When it was announced that the NFL would host a game in London for the first time, the decision was met with intrigue and scepticism.
Was the risk worth the potential rewards? Were the English public really interested enough in American football? Would jet-lagged players struggle to perform at Wembley?
Twelve years on from that hand-wringing, and with London readying itself for Sunday’s first of four NFL matches over the next few weeks, those questions are easily answered.
Since the 2007 debut, the NFL London Games have gone from strength to strength, sparking increased interest which has helped grow the league’s brand.
It has blossomed into an unequivocal success, yet back in 2006 there were concerns it would prove a fad. The initial plan was just to stage one fixture every four years.
“I wouldn’t say it was a journey that was highly pre-planned,” NFL UK managing director Alistair Kirkwood tells City A.M. “Certainly it’s been opportunistic and how our fanbase has grown has meant we’ve been able to be given so many opportunities.”
The fruits of the last 12 years’ labour are now there for all to see. You only need to look at Chicago Bears against Oakland Raiders on Sunday to understand the extent of the changes.
For the first time an NFL game will take place at the Tottenham Hotspur Stadium – on a retractable pitch installed specifically for this purpose – where 61,500 fans can enjoy the full spectacle the sport has to offer.
No longer do the NFL’s UK arm have to rent Twickenham and temporarily knock down walls in order to create a changing room big enough to fit 53 players.
The move to Spurs, who have signed a 10-year deal to host two fixtures per season, is undoubtedly a game-changer.
“All of the credit needs to go to Daniel [Levy, chairman] at Spurs because when they first proposed it, to be honest, it sounded really ambitious, and maybe over-ambitious,” Kirkwood says.
“It was very much his vision and very much us then coming on board and buying into that vision, as opposed to us driving it.”
In addition, last month an NFL academy was established in Tottenham to nurture 80 students, give the sport a permanent presence in the city and, hopefully, increase the three per cent of NFL players in the 2018 season who were born overseas.
Direction of travel
That such projects are viable is due to the upsurge in interest in gridiron this side of the Atlantic. Tickets sell out rapidly and Kirkwood says viewing figures for Sky’s coverage have been growing by 30 per cent each year, with 20m people watching some NFL content last year.
But it is the demographic of the audience which particularly excites him, with NFL UK fans’ average age of 27 much younger than those in the US (44) and of indigenous UK sports (45).
The direction of travel is shown by the fact that Minnesota Vikings last month enlisted digital agency Seven League to produce bespoke UK social media content for their growing number of fans.
It is an encouraging picture, but Kirkwood is not content to sit back and admire his work.
“I don’t think, as the Americans like to say, we should drink our own Kool-Aid,” he says.

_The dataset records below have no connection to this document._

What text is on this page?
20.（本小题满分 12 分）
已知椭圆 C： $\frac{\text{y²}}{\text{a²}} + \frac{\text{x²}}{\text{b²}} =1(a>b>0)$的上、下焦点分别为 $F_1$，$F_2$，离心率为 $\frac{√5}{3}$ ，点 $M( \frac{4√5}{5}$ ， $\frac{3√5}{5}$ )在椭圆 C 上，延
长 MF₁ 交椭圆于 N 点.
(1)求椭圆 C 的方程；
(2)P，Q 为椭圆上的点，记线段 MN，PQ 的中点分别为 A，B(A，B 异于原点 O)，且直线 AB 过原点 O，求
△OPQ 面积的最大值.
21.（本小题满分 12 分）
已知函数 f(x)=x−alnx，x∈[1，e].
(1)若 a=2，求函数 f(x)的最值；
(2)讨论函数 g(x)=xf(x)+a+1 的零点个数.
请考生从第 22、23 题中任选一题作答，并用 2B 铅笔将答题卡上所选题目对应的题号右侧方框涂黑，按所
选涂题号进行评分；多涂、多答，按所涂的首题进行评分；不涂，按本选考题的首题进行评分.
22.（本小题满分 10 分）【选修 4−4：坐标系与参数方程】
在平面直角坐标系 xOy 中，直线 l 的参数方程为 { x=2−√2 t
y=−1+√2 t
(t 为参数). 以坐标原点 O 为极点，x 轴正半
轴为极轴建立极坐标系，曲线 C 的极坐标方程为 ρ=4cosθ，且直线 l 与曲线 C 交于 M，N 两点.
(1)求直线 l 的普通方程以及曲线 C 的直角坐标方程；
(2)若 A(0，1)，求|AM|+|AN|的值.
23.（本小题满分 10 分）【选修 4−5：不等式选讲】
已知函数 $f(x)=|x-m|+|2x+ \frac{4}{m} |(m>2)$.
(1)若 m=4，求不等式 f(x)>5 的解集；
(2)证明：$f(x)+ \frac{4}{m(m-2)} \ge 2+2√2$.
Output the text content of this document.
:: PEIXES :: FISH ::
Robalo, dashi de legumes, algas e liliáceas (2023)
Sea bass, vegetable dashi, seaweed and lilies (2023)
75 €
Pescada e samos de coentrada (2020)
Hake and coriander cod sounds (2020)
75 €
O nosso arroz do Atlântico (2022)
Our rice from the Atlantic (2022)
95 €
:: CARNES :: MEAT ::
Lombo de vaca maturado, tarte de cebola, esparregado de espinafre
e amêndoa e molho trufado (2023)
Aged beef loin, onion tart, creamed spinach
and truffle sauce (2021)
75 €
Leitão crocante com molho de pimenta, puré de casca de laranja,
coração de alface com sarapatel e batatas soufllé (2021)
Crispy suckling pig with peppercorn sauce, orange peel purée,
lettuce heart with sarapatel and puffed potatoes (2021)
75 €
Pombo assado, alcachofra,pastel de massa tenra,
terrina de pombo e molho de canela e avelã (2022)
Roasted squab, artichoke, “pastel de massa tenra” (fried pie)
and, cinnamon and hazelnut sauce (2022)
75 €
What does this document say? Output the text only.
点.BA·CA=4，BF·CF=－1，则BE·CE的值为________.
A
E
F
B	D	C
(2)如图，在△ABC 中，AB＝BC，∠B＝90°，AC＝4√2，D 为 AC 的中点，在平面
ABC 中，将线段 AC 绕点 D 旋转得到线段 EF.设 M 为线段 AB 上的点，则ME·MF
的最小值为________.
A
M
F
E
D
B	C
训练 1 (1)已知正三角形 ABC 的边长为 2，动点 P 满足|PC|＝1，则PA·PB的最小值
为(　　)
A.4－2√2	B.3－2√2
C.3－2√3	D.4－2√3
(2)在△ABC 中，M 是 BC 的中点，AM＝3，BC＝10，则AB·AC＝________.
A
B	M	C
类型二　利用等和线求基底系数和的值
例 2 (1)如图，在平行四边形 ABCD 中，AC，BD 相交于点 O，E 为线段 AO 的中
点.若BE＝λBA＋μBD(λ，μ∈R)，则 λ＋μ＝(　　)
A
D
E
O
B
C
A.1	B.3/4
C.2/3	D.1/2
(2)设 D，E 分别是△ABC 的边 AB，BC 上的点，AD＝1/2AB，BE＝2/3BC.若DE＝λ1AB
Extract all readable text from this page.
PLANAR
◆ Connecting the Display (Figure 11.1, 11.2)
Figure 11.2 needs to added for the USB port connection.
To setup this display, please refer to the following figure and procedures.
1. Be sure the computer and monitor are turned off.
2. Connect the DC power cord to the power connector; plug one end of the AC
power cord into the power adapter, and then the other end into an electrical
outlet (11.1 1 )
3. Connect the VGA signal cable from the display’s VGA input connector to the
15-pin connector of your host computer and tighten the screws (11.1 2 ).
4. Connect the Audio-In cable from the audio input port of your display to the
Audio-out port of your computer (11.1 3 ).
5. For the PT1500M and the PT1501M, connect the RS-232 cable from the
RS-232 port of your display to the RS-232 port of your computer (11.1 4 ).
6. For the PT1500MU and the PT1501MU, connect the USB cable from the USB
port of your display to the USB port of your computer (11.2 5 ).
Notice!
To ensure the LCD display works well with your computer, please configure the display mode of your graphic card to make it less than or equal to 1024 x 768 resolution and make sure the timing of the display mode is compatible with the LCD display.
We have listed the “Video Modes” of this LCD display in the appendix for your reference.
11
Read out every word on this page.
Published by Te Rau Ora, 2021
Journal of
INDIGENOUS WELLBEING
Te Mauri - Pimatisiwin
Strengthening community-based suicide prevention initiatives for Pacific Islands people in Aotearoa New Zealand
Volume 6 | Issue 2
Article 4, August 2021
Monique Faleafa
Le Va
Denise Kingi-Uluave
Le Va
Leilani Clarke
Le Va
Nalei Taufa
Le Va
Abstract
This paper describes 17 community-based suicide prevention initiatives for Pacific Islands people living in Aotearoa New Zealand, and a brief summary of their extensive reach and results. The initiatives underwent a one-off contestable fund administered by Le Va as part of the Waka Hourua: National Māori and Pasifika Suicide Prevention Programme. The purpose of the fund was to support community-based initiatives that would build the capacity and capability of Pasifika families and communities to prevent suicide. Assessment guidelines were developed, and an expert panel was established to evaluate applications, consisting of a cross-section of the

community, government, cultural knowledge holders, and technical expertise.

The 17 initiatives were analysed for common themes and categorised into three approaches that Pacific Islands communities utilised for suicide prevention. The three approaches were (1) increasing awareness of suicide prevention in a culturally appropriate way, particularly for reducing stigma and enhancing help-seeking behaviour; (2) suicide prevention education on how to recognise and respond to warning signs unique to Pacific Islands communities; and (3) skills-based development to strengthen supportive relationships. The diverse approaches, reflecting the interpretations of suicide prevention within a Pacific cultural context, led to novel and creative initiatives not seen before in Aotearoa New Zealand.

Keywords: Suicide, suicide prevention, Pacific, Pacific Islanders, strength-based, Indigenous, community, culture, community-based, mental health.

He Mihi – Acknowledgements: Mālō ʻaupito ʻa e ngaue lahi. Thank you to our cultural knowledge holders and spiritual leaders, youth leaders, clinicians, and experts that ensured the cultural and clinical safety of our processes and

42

“While we’ve grown substantially and come a long way, I still think we are scratching the surface of our potential. There’s a lot of room for growth and the sport can become substantially more popular.”
Football’s coming home?
The NFL may have taken the step of launching an academy in London, but there is another, much bigger one, the league is yet to commit to: a UK-based franchise. Although it is a mark of how far the venture has come that it’s even a possibility, Kirkwood remains realistic.
“I think it would be great if it happened but I think it would be a misstep for us to make that the holy grail – the definition of ultimately what the journey is,” he says.
Taxation, harmonisation, immigration and visas would all present logistical barriers, and ultimately might prove too high to overcome.
“It’s really important for us that people are talking about it and believe that it is a good end game to go for, but I don’t necessarily think it’s the right end game to go for,” Kirkwood concludes.
“It’s about making it more popular through all the various devices, make the academy a brilliant success, then let other people decide what they want to do with it.”